Rampage takes number 1 from A Quiet Place at the US box office

2018-04-16 09:22
Dwayne Johnson in a scene in Rampage

Los Angeles — After a wobbly start, Dwayne Johnson muscled his way to a no. 1 opening for Rampage — but just barely. Close on its heels was the word-of-mouth sensation A Quiet Place in its second week in theatres, and not too far behind that was the Blumhouse horror Truth or Dare in a competitive weekend at the box office.

Warner Bros. said on Sunday that Rampage earned an estimated $34.5m in its first weekend in North American theatres, and dominated internationally too with $114.1m from 61 territories.

Based on the classic arcade game, Rampage carried a sizable budget of at least $115m. Although Rampage pulled in mixed reviews (it's at 50 percent on Rotten Tomatoes), audiences were more enthusiastic, giving it an A- CinemaScore.

"I wasn't sure how I was going to feel on Friday.
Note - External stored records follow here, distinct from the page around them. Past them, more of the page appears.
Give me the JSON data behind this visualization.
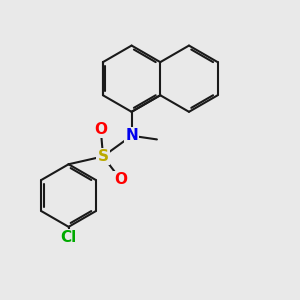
{
  "bg_color": "#e9e9e9",
  "bond_color": "#1a1a1a",
  "bond_width": 1.5,
  "dbo": 0.055,
  "atom_colors": {
    "N": "#0000ee",
    "S": "#bbaa00",
    "O": "#ff0000",
    "Cl": "#00aa00"
  }
}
But when I look at our global number of $148.6m, there's a lot to be proud of for Dwayne Johnson," said Warner Bros. president of domestic distribution Jeff Goldstein. "Talk about a real closer, he knows how to bring it home."
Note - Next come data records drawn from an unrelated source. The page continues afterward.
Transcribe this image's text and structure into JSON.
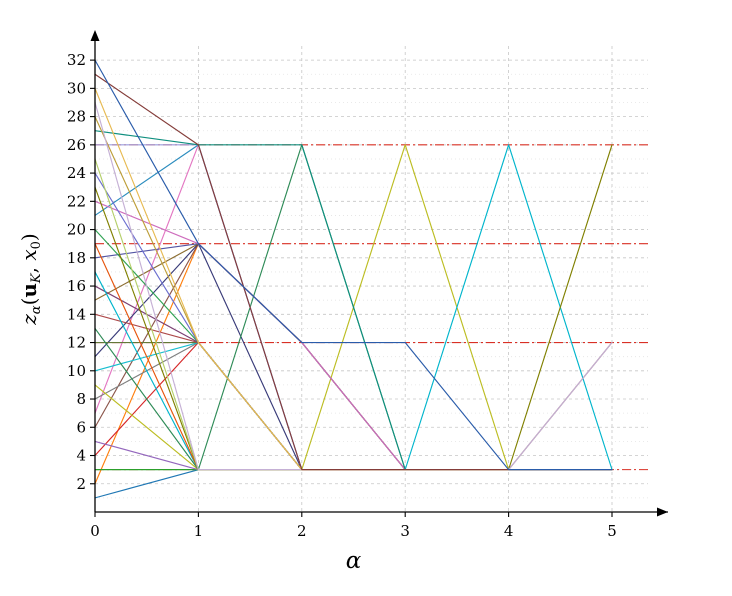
{
  "figure": {
    "title": "",
    "xlabel": "α",
    "ylabel_plain": "z_α(u_K, x_0)"
  },
  "chart_data": {
    "type": "line",
    "x": [
      0,
      1,
      2,
      3,
      4,
      5
    ],
    "xlabel": "α",
    "ylabel": "z_α(u_K, x_0)",
    "ylabel_parts": [
      {
        "t": "z",
        "style": "i"
      },
      {
        "t": "α",
        "style": "sub"
      },
      {
        "t": "(",
        "style": "n"
      },
      {
        "t": "u",
        "style": "b"
      },
      {
        "t": "K",
        "style": "subi"
      },
      {
        "t": ",",
        "style": "n"
      },
      {
        "t": " ",
        "style": "n"
      },
      {
        "t": "x",
        "style": "i"
      },
      {
        "t": "0",
        "style": "sub"
      },
      {
        "t": ")",
        "style": "n"
      }
    ],
    "xlim": [
      0,
      5
    ],
    "ylim": [
      0,
      33
    ],
    "x_ticks": [
      0,
      1,
      2,
      3,
      4,
      5
    ],
    "y_ticks": [
      2,
      4,
      6,
      8,
      10,
      12,
      14,
      16,
      18,
      20,
      22,
      24,
      26,
      28,
      30,
      32
    ],
    "grid": {
      "major_color": "#c6c6c6",
      "minor_color": "#e3e3e3"
    },
    "reference_lines": {
      "color": "#d93025",
      "y": [
        3,
        12,
        19,
        26
      ]
    },
    "legend": "none",
    "series": [
      {
        "color": "#1f77b4",
        "values": [
          1,
          3,
          3,
          3,
          3,
          3
        ]
      },
      {
        "color": "#ff7f0e",
        "values": [
          2,
          19,
          12,
          3,
          3,
          3
        ]
      },
      {
        "color": "#2ca02c",
        "values": [
          3,
          3,
          3,
          3,
          3,
          3
        ]
      },
      {
        "color": "#d62728",
        "values": [
          4,
          12,
          3,
          3,
          3,
          3
        ]
      },
      {
        "color": "#9467bd",
        "values": [
          5,
          3,
          3,
          3,
          3,
          3
        ]
      },
      {
        "color": "#8c564b",
        "values": [
          6,
          19,
          12,
          3,
          3,
          12
        ]
      },
      {
        "color": "#e377c2",
        "values": [
          7,
          26,
          3,
          3,
          3,
          3
        ]
      },
      {
        "color": "#7f7f7f",
        "values": [
          8,
          12,
          3,
          3,
          3,
          3
        ]
      },
      {
        "color": "#bcbd22",
        "values": [
          9,
          3,
          3,
          26,
          3,
          3
        ]
      },
      {
        "color": "#17becf",
        "values": [
          10,
          12,
          3,
          3,
          3,
          3
        ]
      },
      {
        "color": "#393b79",
        "values": [
          11,
          19,
          3,
          3,
          3,
          3
        ]
      },
      {
        "color": "#637939",
        "values": [
          12,
          12,
          3,
          3,
          3,
          3
        ]
      },
      {
        "color": "#2e8b57",
        "values": [
          13,
          3,
          26,
          3,
          3,
          3
        ]
      },
      {
        "color": "#ad494a",
        "values": [
          14,
          12,
          3,
          3,
          3,
          3
        ]
      },
      {
        "color": "#8c6d31",
        "values": [
          15,
          19,
          12,
          3,
          3,
          3
        ]
      },
      {
        "color": "#7b4173",
        "values": [
          16,
          12,
          3,
          3,
          3,
          3
        ]
      },
      {
        "color": "#00b5cc",
        "values": [
          17,
          3,
          3,
          3,
          26,
          3
        ]
      },
      {
        "color": "#5254a3",
        "values": [
          18,
          19,
          12,
          3,
          3,
          3
        ]
      },
      {
        "color": "#e6550d",
        "values": [
          19,
          3,
          3,
          3,
          3,
          3
        ]
      },
      {
        "color": "#31a354",
        "values": [
          20,
          12,
          3,
          3,
          3,
          3
        ]
      },
      {
        "color": "#2b8cbe",
        "values": [
          21,
          26,
          3,
          3,
          3,
          3
        ]
      },
      {
        "color": "#ce6dbd",
        "values": [
          22,
          19,
          12,
          3,
          3,
          3
        ]
      },
      {
        "color": "#808000",
        "values": [
          23,
          3,
          3,
          3,
          3,
          26
        ]
      },
      {
        "color": "#6b6ecf",
        "values": [
          24,
          12,
          3,
          3,
          3,
          3
        ]
      },
      {
        "color": "#b5cf6b",
        "values": [
          25,
          3,
          3,
          3,
          3,
          3
        ]
      },
      {
        "color": "#9c9ede",
        "values": [
          26,
          26,
          3,
          3,
          3,
          3
        ]
      },
      {
        "color": "#0f8f7f",
        "values": [
          27,
          26,
          26,
          3,
          3,
          3
        ]
      },
      {
        "color": "#bd9e39",
        "values": [
          28,
          12,
          3,
          3,
          3,
          3
        ]
      },
      {
        "color": "#c5b0d5",
        "values": [
          29,
          3,
          3,
          3,
          3,
          12
        ]
      },
      {
        "color": "#e7ba52",
        "values": [
          30,
          12,
          3,
          3,
          3,
          3
        ]
      },
      {
        "color": "#843c39",
        "values": [
          31,
          26,
          3,
          3,
          3,
          3
        ]
      },
      {
        "color": "#2a5caa",
        "values": [
          32,
          19,
          12,
          12,
          3,
          3
        ]
      }
    ]
  }
}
That Friday, of course, was Friday the 13th and audiences had the choice between two wide-release nail-biters to spend their entertainment dollars on — the buzzy thriller A Quiet Place that dominated the charts last weekend, and the new horror from the shop behind Get Out and Split, Truth or Dare.

After its stunning debut, John Krasinski's modestly-budgeted A Quiet Place fell only 35 percent in weekend two, adding $32.6m to its domestic total, which is now just shy of $100m for Paramount Pictures.

Truth or Dare also found a sizable audience that was mostly young (60 percent under the age of 25) and female (60 percent). The PG-13 rated pic stars Pretty Little Liars alum Lucy Hale.

With a budget of just $3.5m, the film took in a terrific $19.1m over the weekend — just the latest in a string of successes for the Blumhouse and Universal Pictures partnership.

"They take high quality filmmaking at micro-budgets and just consistently over-deliver," said Jim Orr, Universal's president of domestic distribution. "Everyone at Universal is just thrilled to be in business with these guys."

Orr said despite the competitive marketplace, the studio's marketing found a lane with the younger female audience and played into the Friday the 13th release.

Sliding into fourth place was Steven Spielberg's Ready Player One, with $11.2m in its third weekend, and in fifth was the R-rated comedy Blockers, with $10.3m.

Also, after a limited release, Wes Anderson's stop-motion animated Isle of Dogs added 1 385 locations and took the No. 7 spot with $5m. Chloe Zhao's well-reviewed indie The Rider also debuted this weekend in three theatres with $45 268.

While the success of a horror, especially a micro-budget one, isn't a surprise for the industry, big budget films like Rampage continue to face a complex marketplace. For box office analysts like comScore's Paul Dergarabedian, Rampage performance fits into the post-Black Panther narrative for most would-be blockbusters that have followed the Marvel and Disney phenomenon.

"Rampage joins a long list of popcorn movies that have opened in the wake of Black Panther to rely heavily on their international box office revenues," Dergarabedian said, citing A Wrinkle in Time,Tomb Raider, Pacific Rim: Uprising and Ready Player One as recent examples.

Disney and Marvel's Black Panther added $5.3m in its ninth weekend in theatres, bringing its domestic total to $673.8m.